Our young 23 year old guide helped us navigate the waters and up to a cave, which we attempted to go through the cave but got stuck due to the weight of our kayaks.  Our kayaks struggled to make through the passageway because of the low tide. My brother got out of the cave and attempted to push the kayak with me in it and cut his food on the rocks and almost lost his flip flop sandal.We had to pull the kayaks through a small cave opening. Once inside we saw corals in a small enclosed bay,  Covered in mussles and covered in corals. There were oysters spitting up into the air. The dark red corals and there were smaller blue and purple ones as well. There were monkies jumping and eating berries off of the trees above the water. We watched them for nearly 10 minutes before the forest became silent and we were set to make our way back out of the cave. It was more difficult on the way out because the water was flowing into the cave against the direction of our boats, so this time I hopped out in wearing my vibram foot watershoes that are so popular nowadays, and I pulled my brother in the kayak through the cave. Everything was going great until I reached a perilous point in the journey where the cave was dark and I was up to my waist in water. The guide was behind me also struggling to exit the cave. At one point I tried to hop back into the kayak out of fear or falling into some dark abyss, and so we started paddling as hard as we could but we were going backwards out back into the bay again.
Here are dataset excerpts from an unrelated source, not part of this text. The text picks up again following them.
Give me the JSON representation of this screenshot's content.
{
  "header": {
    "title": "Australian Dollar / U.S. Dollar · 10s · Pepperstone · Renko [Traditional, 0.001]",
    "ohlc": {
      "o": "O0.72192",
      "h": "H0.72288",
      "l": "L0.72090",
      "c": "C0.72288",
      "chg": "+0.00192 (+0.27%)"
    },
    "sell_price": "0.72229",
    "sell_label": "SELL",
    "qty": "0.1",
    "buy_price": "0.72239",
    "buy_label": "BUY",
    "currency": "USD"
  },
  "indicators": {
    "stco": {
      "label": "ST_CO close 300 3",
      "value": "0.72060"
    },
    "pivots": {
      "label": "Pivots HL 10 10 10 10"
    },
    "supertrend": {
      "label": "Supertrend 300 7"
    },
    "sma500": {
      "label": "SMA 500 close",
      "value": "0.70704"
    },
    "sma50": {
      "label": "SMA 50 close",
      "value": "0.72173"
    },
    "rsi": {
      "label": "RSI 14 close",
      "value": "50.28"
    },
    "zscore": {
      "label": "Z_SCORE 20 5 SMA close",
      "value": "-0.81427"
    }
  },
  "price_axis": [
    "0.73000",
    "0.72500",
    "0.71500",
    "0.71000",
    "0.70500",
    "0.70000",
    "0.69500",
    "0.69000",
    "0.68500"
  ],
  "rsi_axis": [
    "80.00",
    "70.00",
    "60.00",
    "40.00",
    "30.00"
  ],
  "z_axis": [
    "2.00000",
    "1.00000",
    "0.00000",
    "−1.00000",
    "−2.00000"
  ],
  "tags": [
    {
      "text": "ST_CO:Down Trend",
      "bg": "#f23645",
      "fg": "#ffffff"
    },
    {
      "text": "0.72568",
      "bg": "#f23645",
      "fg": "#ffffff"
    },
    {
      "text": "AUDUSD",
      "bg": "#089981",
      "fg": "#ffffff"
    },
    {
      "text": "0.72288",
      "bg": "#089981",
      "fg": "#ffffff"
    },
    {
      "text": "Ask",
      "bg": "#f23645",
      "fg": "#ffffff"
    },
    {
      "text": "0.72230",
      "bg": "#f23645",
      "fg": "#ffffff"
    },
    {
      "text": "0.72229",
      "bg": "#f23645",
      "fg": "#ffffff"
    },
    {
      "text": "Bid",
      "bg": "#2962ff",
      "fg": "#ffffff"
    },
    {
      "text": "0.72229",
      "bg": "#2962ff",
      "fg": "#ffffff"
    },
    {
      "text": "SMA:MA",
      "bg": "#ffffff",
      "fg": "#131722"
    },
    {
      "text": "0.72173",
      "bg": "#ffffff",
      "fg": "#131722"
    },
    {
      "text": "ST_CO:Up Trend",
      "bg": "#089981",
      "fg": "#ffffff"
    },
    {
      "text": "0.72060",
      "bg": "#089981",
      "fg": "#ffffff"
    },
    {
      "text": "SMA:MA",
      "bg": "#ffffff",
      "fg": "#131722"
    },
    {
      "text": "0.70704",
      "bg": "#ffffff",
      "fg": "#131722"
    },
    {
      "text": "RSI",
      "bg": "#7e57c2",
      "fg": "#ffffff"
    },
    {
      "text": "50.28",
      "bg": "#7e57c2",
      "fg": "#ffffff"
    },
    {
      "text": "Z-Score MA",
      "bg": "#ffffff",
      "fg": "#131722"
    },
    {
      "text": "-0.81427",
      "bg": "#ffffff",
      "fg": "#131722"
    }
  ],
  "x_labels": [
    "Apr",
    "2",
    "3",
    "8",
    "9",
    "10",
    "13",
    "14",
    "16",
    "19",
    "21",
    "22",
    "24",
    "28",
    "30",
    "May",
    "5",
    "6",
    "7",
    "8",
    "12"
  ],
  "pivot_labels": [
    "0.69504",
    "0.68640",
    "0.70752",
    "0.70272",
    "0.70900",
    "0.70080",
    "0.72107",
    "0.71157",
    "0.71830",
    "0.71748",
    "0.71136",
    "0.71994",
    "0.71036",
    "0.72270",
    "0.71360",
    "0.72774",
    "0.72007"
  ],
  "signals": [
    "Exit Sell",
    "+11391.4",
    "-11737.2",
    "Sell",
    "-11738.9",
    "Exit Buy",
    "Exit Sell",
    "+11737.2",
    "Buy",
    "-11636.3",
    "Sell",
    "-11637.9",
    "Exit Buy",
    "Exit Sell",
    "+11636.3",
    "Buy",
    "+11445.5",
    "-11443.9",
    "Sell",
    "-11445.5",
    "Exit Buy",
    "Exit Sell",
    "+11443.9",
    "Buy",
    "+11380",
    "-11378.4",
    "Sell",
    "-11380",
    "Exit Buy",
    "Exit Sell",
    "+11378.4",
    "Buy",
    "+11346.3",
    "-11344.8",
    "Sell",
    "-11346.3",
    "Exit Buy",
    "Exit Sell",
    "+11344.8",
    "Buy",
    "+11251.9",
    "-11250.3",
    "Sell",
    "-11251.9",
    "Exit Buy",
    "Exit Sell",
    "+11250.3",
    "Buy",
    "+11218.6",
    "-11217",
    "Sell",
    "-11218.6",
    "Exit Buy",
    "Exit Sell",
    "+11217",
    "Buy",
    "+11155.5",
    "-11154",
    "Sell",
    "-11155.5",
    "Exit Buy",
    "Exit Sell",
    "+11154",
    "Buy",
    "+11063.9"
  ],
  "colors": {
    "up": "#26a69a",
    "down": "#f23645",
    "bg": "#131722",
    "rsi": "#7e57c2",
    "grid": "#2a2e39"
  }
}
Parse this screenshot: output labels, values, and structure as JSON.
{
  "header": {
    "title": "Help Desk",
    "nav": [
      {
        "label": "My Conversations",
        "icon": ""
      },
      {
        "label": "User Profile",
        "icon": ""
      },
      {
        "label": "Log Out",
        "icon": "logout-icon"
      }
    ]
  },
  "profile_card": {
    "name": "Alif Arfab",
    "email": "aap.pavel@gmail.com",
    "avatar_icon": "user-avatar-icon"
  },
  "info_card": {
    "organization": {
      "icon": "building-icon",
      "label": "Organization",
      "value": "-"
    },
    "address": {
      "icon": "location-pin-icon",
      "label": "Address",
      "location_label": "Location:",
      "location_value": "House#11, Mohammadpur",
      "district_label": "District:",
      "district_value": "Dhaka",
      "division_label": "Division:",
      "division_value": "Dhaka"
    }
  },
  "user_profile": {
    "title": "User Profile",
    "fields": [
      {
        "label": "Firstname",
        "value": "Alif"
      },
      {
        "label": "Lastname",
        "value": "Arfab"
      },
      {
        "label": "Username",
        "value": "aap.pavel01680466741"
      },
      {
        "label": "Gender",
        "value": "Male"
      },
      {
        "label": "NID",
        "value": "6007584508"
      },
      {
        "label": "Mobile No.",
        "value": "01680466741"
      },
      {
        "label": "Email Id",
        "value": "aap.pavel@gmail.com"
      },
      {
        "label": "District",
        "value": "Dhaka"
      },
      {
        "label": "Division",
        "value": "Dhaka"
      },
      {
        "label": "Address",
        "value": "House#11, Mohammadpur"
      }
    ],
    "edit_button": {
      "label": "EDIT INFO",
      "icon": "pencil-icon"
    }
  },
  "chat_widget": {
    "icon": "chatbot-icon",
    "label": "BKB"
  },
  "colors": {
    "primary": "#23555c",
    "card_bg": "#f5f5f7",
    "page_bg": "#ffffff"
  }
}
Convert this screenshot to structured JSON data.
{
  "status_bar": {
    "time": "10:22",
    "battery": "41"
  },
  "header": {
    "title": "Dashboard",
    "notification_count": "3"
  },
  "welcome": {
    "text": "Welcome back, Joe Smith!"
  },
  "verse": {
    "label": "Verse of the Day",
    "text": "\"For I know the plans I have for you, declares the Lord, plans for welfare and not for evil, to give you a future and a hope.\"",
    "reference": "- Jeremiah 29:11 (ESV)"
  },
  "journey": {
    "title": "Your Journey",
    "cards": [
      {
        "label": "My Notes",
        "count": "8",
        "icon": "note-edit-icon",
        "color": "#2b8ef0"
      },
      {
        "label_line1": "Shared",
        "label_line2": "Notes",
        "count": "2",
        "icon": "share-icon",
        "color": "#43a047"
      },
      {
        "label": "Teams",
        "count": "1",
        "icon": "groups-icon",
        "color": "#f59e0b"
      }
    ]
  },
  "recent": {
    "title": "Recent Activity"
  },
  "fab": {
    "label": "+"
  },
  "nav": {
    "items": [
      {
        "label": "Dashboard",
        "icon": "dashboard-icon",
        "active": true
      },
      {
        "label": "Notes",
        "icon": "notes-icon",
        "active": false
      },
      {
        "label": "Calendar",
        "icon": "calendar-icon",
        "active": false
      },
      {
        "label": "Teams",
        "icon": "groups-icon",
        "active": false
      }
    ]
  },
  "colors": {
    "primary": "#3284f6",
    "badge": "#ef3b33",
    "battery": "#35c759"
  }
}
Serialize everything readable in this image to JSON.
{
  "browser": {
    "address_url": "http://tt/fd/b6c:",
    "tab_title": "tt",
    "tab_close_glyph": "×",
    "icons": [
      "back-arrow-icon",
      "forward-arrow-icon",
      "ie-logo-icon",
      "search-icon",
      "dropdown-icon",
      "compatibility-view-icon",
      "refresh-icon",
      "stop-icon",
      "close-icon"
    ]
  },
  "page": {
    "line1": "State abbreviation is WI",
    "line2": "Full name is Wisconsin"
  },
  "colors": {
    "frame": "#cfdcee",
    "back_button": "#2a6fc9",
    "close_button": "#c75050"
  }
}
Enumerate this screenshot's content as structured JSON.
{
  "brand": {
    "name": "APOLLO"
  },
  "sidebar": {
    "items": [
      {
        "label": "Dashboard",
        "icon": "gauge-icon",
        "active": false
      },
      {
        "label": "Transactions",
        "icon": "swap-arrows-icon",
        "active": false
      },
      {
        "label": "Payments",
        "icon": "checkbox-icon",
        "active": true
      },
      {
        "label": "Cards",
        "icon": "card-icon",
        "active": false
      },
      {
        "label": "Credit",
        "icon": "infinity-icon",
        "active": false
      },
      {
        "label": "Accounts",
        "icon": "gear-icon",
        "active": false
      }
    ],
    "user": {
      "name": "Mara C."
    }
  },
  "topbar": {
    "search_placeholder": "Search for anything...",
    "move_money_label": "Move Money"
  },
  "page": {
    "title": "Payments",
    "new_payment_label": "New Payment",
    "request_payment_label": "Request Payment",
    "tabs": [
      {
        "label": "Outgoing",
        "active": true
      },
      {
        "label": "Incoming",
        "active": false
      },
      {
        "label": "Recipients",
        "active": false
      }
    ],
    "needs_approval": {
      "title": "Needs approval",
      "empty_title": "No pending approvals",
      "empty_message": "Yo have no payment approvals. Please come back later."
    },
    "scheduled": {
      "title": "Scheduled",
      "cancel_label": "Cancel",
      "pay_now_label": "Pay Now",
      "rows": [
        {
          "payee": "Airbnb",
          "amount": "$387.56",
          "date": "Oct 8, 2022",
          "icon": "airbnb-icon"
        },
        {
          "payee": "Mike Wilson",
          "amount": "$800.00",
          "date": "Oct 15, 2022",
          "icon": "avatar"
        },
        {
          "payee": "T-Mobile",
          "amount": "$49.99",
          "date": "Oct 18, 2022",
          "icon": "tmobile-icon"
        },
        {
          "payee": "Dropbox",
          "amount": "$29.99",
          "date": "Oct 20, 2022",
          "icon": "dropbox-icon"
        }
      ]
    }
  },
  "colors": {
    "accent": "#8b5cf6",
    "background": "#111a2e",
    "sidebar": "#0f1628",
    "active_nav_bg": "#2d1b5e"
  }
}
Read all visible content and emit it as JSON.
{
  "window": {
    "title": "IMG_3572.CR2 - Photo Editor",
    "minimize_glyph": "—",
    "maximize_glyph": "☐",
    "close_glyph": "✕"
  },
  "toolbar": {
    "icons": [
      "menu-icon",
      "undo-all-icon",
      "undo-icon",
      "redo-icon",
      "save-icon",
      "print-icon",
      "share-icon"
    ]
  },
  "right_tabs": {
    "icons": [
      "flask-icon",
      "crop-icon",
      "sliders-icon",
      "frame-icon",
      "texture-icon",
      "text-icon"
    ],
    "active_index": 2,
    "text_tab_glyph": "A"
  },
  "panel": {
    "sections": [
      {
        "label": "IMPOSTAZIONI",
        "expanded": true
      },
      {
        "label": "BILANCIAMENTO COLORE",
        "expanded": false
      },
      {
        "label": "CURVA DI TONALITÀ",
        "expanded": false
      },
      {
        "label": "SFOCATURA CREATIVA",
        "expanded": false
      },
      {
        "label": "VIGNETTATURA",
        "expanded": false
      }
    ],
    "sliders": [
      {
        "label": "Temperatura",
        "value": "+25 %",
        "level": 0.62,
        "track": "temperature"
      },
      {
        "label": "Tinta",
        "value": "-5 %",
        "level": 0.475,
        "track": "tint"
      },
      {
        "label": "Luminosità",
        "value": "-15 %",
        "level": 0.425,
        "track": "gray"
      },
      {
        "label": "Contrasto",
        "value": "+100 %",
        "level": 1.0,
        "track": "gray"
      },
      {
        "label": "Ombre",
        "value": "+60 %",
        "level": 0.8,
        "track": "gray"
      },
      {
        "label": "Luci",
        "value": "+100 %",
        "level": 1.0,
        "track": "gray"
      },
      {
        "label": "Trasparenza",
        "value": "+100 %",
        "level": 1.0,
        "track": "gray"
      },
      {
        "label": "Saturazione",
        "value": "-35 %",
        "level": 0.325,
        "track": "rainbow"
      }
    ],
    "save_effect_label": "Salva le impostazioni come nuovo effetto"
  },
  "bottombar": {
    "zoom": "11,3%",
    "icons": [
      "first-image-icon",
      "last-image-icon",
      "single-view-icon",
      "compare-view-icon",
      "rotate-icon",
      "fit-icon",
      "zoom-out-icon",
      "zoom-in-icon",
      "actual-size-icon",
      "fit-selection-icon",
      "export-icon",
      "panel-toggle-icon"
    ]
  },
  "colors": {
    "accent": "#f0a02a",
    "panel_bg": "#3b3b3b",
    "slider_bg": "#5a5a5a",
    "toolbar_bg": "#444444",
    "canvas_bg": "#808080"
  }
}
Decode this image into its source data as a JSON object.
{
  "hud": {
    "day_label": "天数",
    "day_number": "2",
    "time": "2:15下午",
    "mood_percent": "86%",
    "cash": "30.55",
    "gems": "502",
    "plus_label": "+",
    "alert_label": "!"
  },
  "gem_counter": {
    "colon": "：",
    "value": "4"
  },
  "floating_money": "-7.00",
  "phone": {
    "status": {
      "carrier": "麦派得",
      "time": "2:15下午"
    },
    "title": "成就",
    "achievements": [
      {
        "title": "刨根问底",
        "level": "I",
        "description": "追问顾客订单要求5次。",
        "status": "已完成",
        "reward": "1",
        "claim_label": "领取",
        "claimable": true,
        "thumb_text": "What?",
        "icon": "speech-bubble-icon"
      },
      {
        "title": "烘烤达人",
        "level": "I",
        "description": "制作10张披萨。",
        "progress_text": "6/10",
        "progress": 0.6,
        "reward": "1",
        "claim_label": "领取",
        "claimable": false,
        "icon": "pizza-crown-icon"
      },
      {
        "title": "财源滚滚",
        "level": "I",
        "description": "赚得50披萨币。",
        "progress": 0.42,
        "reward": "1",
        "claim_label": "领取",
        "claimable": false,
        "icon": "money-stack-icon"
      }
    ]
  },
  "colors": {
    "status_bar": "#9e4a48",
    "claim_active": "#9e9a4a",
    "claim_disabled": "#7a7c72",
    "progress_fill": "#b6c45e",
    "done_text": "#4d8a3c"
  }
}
I had to get us through the cave somehow, and my brother in his flip flops wasn't getting out of the kayak again. So I jumped out and pulled us through the cave up to my waist in water, through the dark cave probably filled with bats and snakes or something, and got us out to the other side again.   It's definitely recommended that you wear watershoes or tight fitting sandals n the kayaking tours because if the tide is low it will be difficult to get through the caves. 

 

That evening, we enjoy another fantastic sangria sunset party, and my brother takes to squid fishing. He manages to catch one, and not only that, but he caught the biggest one of the night, with his only rival being a smaller one caught by a Korean lady. While we were "fishing for squid" one night during our cruise, there was a conspicuous boat trawling around the area where our boat was parked. It smelled like nasty diesel. I had a feeling it was trawling for shrimp, and due to my overeducation at one point it was simply there to eliminate the jellyfish there so the tourists could swim. It makes me sad that so many tourists want to come here and then expect to eat lots of seafoods during their cruise. Being a vegetarian is so hard hanging out with normal westerners. I usually feel like no one understands why anyone would be a vegetarian, and I'm often surprised no one knows about overfishing or the environmental consequences of food choices; what to speak of the health reasons for vegetarianism including eating the antibiotics found in fish from Asia, or other toxins found in bottom feeding fish and shrimps. There were huge fish recalls in the US from imported fish and shrimp from Asia, particularly China due to antibiotics and other toxins found in the foods. Overfishing will kill the oceans as soon as 2050 some people predict. The oceans are fished to probably 50%, and around 90% of the big fish are already gone. Marine conservation should be a huge priority here, but it's not. I was shocked.  I've become so jaded that I've been a vegetarian since I was 12 years old that I often will taste or sample meat to see what is the big deal. I didn't even like half of the seafood I tried on the cruise. It didn't even taste great. Some of the local fishers I saw at the Amazing cave selling shrimps, cuttlefish, etc to the other villagers. They had around 20-30 of each kind of fish or shrimp, which isn't a lot. The huge fishing boats off the shore are no doubt to feed all of Hanoi, which is a large city with a diet mostly of seafoods. Vietnam has very few vegetarians. On the cruise, one of the days they fed me 80% potatoes, French fries, potato curry, sweet potato balls, and then a squash dish. Two out of 3 nights I got served a dessert for an entree because the young 25 year old chef had no idea how to prepare anything vegetarian as a replacement.